About charter flight deportations:

  1. Charter flights refer to the government practice of paying for entire flights to send large numbers of people to specific countries. The flights contain only the people being sent away from the UK and private security guards. They take off late at night from undisclosed locations, hiding them from public view.
  2. Investigations by Corporate Watch have revealed that the government uses racial profiling to select people for deportation so that it can fill planes, including people with active legal claims.
  3. “Reserve” deportees are taken to the airport to fill up the places of individuals whose lawyers are successful in making last-minute challenges. The people who are “reserve”’ are not told whether they will be deported on the flight right up until they are either put on the plane, or the plane departs. If they are not deported they may be sent to a different detention centre from the one they left. The Chief Inspector of Prisons and the Home Affairs Committee have recommended the use of reserves on deportation charter flights cease. The practice continues.
  4. There is substantial evidence that people being deported experience violence and abuse on these covert flights. People going on the flights are handcuffed, waist restraint belts an independent panel advised should only be used in exceptional circumstances are regularly used, and some are strapped to their seats. Private security guards still use the same restraint techniques that led to the death of Jimmy Mubenga. 60-70 people will be deported on one flight and accompanied by about twice as many guards as people being deported.
  5. The flights are operated by a number of private aviation companies and security companies, including Tascor, a subsidiary of Capita, and previously G4S. In May 2018, Mitie, a Bristol-based outsourcing firm will take over the contract from Tascor.
  6. Thousands of people are deported from the UK in this way each year
  7. Deporting people in this way costs millions.
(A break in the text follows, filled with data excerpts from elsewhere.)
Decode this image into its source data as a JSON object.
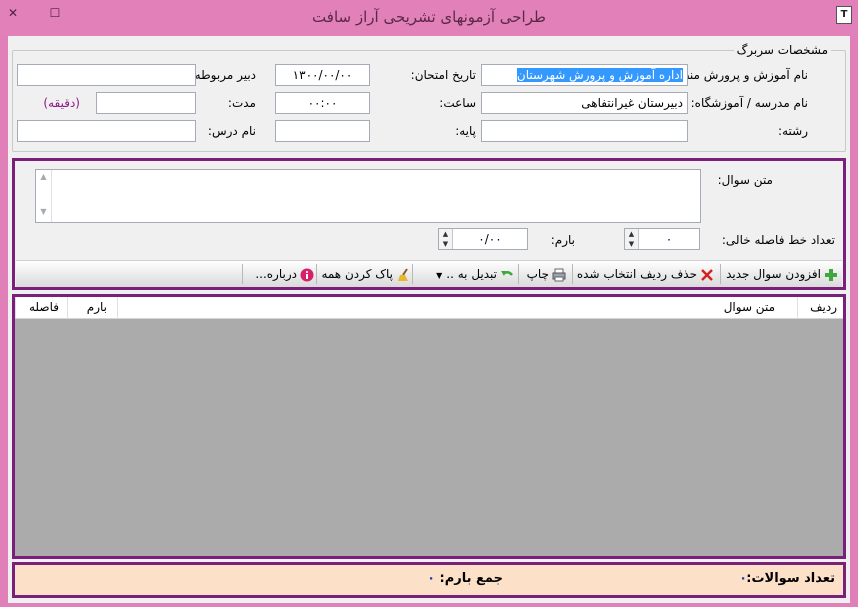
{
  "window": {
    "title": "طراحی آزمونهای تشریحی آراز سافت",
    "close_glyph": "✕",
    "maximize_glyph": "☐",
    "app_icon_glyph": "T"
  },
  "exam_info": {
    "group_title": "مشخصات سربرگ",
    "region_label": "نام آموزش و پرورش منطقه:",
    "region_value": "اداره آموزش و پرورش شهرستان",
    "exam_date_label": "تاریخ امتحان:",
    "exam_date_value": "۱۳۰۰/۰۰/۰۰",
    "teacher_label": "دبیر مربوطه:",
    "teacher_value": "",
    "school_label": "نام مدرسه / آموزشگاه:",
    "school_value": "دبیرستان غیرانتفاهی",
    "time_label": "ساعت:",
    "time_value": "۰۰:۰۰",
    "duration_label": "مدت:",
    "duration_value": "",
    "duration_unit": "(دقیقه)",
    "field_label": "رشته:",
    "field_value": "",
    "grade_label": "پایه:",
    "grade_value": "",
    "course_label": "نام درس:",
    "course_value": ""
  },
  "question": {
    "text_label": "متن سوال:",
    "text_value": "",
    "blank_lines_label": "تعداد خط فاصله خالی:",
    "blank_lines_value": "۰",
    "score_label": "بارم:",
    "score_value": "۰/۰۰"
  },
  "toolbar": {
    "add_label": "افزودن سوال جدید",
    "delete_label": "حذف ردیف انتخاب شده",
    "print_label": "چاپ",
    "convert_label": "تبدیل به ..",
    "clear_label": "پاک کردن همه",
    "about_label": "درباره..."
  },
  "grid": {
    "columns": [
      "ردیف",
      "متن سوال",
      "بارم",
      "فاصله"
    ],
    "rows": []
  },
  "footer": {
    "count_label": "تعداد سوالات:",
    "count_value": "۰",
    "score_sum_label": "جمع بارم:",
    "score_sum_value": "۰"
  },
  "colors": {
    "title_bar": "#e280ba",
    "panel_border": "#7a1f7a",
    "footer_bg": "#fde0c8",
    "grid_bg": "#ababab"
  }
}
The contract for the security escorts alone is worth £52 million a year, according to the company taking over the service in May 2018.
  8. The UK began using charter deportations in 2001.
  9. The countries people are sent to are often countries Britain has intervened in militarily, or where there is political instability. The first flights were to Kosovo and Albania, then Romania and the Czech Republic with Roma people the main targets. In 2003 charters began to Afghanistan, newly declared ‘safe’. More recently, Pakistan has taken over as the UK government’s main charter “partner”, after a deal was struck with the Pakistani government in 2011, as part of a larger trade and aid negotiation. African countries are also now regular destinations, notably Nigeria, Ghana and (until recently) the Democratic Republic of Congo. September 2016 also saw a charter flight to Jamaica, the first since 2014. Flights to Iraq and Sri Lanka have stopped for now, after successful political and legal campaigns involving refugee movements from these countries. Flights to Afghanistan have also stopped, but they continue from other European countries, and many fear they will also soon resume from the UK

About End Deportations:

End Deportations is a campaign to stop the brutal, secretive and barely legal practice of deporting large groups of people using charter flights.

We need to ask serious questions about the brutal and inhumane detention and deportation system.